The MMRC is not seeing Aarey for what it is and how Mumbai needs it.
Mumbai: In a fiery debate over the introduction of the car shed for the metro 3 line at Aarey Milk Colony, activists Monday challenged the claims of the Mumbai Metro Rail Corporation (MMRC) and Brihanmumbai Municipal Corporation (BMC) regarding the unavailability of alternative lands.
In a first, activists and the MMRC came face-to-face in a discussion that ranged from the loss of a large number of trees in the last “green lung” of the city to the hampering of the Mithi River floodplains.
Maintaining the MMRC stance on introducing the car shed at Aarey, Ashwini Bhide, managing director of MMRC said that the site had been selected based on its connectivity to arterial roads and the airport. “The car shed will be used for the maintenance of coaches with electronics and signaling work and not just for washing the coaches.
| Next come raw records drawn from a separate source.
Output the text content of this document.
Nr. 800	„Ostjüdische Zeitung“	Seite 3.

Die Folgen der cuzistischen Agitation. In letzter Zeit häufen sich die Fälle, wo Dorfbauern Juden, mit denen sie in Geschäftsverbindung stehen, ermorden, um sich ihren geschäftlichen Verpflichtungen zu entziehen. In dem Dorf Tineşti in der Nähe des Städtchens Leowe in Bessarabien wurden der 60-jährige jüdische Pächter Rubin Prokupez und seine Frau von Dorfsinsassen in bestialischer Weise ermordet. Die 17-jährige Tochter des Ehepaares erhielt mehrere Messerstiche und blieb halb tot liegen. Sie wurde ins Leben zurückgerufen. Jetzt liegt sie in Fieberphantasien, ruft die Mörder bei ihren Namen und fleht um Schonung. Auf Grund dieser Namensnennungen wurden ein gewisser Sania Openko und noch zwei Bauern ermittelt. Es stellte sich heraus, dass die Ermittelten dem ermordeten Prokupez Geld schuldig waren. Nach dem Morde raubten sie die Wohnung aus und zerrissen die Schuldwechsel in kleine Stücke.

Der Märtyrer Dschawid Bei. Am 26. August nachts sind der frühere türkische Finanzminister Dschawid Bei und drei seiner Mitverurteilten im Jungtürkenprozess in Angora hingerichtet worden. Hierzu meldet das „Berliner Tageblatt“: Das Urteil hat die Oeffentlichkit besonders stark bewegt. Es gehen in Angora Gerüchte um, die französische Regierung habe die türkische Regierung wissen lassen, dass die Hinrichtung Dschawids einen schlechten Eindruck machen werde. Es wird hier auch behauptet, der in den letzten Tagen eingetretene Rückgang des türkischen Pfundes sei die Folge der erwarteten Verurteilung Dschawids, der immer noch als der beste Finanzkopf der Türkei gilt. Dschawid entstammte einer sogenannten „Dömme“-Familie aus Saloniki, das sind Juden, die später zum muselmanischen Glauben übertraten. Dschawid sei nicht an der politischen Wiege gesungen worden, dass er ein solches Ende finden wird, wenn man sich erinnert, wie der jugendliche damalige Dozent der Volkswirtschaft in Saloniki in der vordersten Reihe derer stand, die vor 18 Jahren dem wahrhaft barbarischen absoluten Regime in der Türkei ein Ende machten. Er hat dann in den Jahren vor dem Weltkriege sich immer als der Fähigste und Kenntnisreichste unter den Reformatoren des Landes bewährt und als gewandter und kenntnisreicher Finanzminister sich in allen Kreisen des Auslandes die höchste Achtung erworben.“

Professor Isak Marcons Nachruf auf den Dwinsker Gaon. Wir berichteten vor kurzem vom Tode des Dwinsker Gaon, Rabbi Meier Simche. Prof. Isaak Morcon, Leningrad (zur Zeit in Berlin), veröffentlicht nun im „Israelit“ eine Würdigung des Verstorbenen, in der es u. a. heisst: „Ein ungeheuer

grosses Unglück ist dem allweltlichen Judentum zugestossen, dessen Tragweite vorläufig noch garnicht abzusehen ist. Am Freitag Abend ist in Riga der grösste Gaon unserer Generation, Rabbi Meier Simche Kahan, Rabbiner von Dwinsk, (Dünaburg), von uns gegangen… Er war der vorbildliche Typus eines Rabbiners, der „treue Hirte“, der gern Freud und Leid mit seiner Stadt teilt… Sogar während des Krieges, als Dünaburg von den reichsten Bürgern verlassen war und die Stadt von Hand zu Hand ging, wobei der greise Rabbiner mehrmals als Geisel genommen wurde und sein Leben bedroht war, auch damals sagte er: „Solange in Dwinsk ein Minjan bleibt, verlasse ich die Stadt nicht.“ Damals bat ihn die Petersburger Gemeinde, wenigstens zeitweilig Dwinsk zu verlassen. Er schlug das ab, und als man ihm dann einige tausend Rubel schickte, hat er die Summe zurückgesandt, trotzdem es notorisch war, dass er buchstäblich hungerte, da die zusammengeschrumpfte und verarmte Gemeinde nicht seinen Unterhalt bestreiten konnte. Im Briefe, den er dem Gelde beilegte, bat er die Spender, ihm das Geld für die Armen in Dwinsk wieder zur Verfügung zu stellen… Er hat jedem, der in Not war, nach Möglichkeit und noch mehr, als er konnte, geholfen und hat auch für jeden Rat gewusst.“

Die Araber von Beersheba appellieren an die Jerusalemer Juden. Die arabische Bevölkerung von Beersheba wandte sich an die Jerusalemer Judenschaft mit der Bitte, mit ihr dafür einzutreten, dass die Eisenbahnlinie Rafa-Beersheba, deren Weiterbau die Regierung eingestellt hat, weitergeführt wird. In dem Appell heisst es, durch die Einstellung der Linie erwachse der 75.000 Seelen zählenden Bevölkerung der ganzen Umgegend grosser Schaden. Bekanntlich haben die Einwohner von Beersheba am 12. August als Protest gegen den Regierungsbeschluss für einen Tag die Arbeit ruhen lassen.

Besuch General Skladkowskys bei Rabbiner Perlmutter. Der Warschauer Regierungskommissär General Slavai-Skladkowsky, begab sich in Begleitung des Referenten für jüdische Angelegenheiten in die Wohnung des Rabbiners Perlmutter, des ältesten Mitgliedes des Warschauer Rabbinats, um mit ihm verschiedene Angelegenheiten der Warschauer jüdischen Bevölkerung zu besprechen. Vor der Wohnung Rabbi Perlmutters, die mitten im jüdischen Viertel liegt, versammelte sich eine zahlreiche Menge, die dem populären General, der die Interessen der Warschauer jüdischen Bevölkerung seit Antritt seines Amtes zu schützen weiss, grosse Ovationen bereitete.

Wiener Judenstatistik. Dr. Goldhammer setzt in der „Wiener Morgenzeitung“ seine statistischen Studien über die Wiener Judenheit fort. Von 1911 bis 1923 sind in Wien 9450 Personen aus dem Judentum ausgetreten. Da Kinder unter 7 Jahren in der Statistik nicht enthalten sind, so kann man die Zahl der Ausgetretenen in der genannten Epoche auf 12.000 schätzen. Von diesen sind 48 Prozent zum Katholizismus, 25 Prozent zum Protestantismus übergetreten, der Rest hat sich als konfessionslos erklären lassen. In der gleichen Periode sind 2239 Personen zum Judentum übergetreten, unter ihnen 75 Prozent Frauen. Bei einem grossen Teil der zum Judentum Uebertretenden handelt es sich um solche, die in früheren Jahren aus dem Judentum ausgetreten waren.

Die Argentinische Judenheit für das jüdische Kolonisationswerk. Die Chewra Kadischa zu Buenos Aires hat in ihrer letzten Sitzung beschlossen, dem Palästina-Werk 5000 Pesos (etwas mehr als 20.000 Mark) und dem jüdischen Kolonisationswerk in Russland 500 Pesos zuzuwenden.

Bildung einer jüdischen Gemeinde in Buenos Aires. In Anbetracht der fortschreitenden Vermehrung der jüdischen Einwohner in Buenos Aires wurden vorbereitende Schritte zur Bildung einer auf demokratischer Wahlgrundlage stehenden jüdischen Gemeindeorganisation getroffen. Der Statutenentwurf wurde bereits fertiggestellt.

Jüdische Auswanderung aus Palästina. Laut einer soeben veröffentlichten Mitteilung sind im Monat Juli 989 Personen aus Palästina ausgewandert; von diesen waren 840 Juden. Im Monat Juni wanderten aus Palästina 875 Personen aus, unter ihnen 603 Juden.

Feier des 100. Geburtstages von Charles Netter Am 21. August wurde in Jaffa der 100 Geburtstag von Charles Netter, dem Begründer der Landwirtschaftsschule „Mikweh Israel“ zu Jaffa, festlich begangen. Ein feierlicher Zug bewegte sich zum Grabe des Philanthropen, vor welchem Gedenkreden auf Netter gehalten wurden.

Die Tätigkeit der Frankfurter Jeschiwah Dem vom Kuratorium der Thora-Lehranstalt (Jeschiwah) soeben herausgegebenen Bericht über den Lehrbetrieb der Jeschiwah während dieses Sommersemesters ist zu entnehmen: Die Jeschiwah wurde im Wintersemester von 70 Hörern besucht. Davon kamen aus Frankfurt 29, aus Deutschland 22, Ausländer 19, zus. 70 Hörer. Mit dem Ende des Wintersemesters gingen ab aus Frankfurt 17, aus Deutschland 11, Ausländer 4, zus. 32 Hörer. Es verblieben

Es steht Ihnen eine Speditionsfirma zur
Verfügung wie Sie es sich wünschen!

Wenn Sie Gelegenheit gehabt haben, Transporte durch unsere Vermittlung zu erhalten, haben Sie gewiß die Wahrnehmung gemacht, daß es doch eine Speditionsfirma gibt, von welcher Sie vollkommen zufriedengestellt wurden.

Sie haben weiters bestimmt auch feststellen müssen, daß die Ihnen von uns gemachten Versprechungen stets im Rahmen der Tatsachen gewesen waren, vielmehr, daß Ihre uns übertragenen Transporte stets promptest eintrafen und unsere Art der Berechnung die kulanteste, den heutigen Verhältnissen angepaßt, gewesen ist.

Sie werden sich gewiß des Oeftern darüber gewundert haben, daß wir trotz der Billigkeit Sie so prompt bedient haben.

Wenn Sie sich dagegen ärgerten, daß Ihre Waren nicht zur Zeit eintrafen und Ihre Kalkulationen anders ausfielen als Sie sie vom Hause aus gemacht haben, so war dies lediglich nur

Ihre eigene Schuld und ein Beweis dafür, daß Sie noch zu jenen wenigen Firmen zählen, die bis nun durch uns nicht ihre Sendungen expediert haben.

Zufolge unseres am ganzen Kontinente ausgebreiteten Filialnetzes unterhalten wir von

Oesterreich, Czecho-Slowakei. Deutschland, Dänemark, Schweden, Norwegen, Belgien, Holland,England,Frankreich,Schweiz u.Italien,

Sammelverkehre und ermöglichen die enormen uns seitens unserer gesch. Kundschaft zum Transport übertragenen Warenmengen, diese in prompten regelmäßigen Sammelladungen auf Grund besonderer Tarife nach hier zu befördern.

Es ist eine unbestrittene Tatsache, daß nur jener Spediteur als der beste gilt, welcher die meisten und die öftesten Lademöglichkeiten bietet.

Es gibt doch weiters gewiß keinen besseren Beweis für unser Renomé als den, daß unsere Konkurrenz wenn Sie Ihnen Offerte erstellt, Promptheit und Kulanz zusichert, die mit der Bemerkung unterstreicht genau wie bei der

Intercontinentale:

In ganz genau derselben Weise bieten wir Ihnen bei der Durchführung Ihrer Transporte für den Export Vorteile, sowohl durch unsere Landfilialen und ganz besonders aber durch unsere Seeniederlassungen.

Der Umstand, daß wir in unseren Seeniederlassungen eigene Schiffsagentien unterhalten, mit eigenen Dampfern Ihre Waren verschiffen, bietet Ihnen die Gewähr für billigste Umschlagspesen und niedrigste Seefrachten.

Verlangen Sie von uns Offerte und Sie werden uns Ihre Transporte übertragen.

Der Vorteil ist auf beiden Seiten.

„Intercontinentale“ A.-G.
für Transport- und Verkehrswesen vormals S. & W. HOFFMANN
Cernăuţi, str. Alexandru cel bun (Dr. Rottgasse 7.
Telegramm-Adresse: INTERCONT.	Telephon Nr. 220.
It will work as a nerve centre of the metro operations, which is why it needs to be strategically located at the beginning or end of the alignment. Moreover, it has connectivity to the airport and multiple road corridors like JVLR, Goregaon-Mulund Link Road and Marol-Maroshi road,” said Ms Bhide.
Ms Bhide refuted claims of the stretch of river present at the car shed site being the Mithi floodplains. “Seventy-five per cent of the land will be unpaved so there is no question of complete concretisation. We are channelising the Mithi river stretch for better drainage of excess water with the approval of the BMC. Film City and Royal Palms are also close to SGNP. Should they be removed as well?” she said.
Praveen Pardeshi, BMC commissioner, sounded a cautionary note. “The car shed has not yet been built but Mumbai still saw flooding in many areas. We need to ensure mitigation measures to curb flooding,” he said.
Meanwhile, environmentalist Zoru Bathena said, “The car depot for the existing metro line 1 is also far from the end and beginning of the alignment. The MMRC is not seeing Aarey for what it is and how Mumbai needs it. The state forests minister says that the socio-economic value of one tree is `23.7 lakhs. Imagine the value of 2,646 trees,” he said.
Stalin Dayanand, project director, Vanashakti, said, “The state government-appointed expert committee in 2015 said that the Mithi river stretch is a floodplain and tampering with the same could lead to flooding downstream.”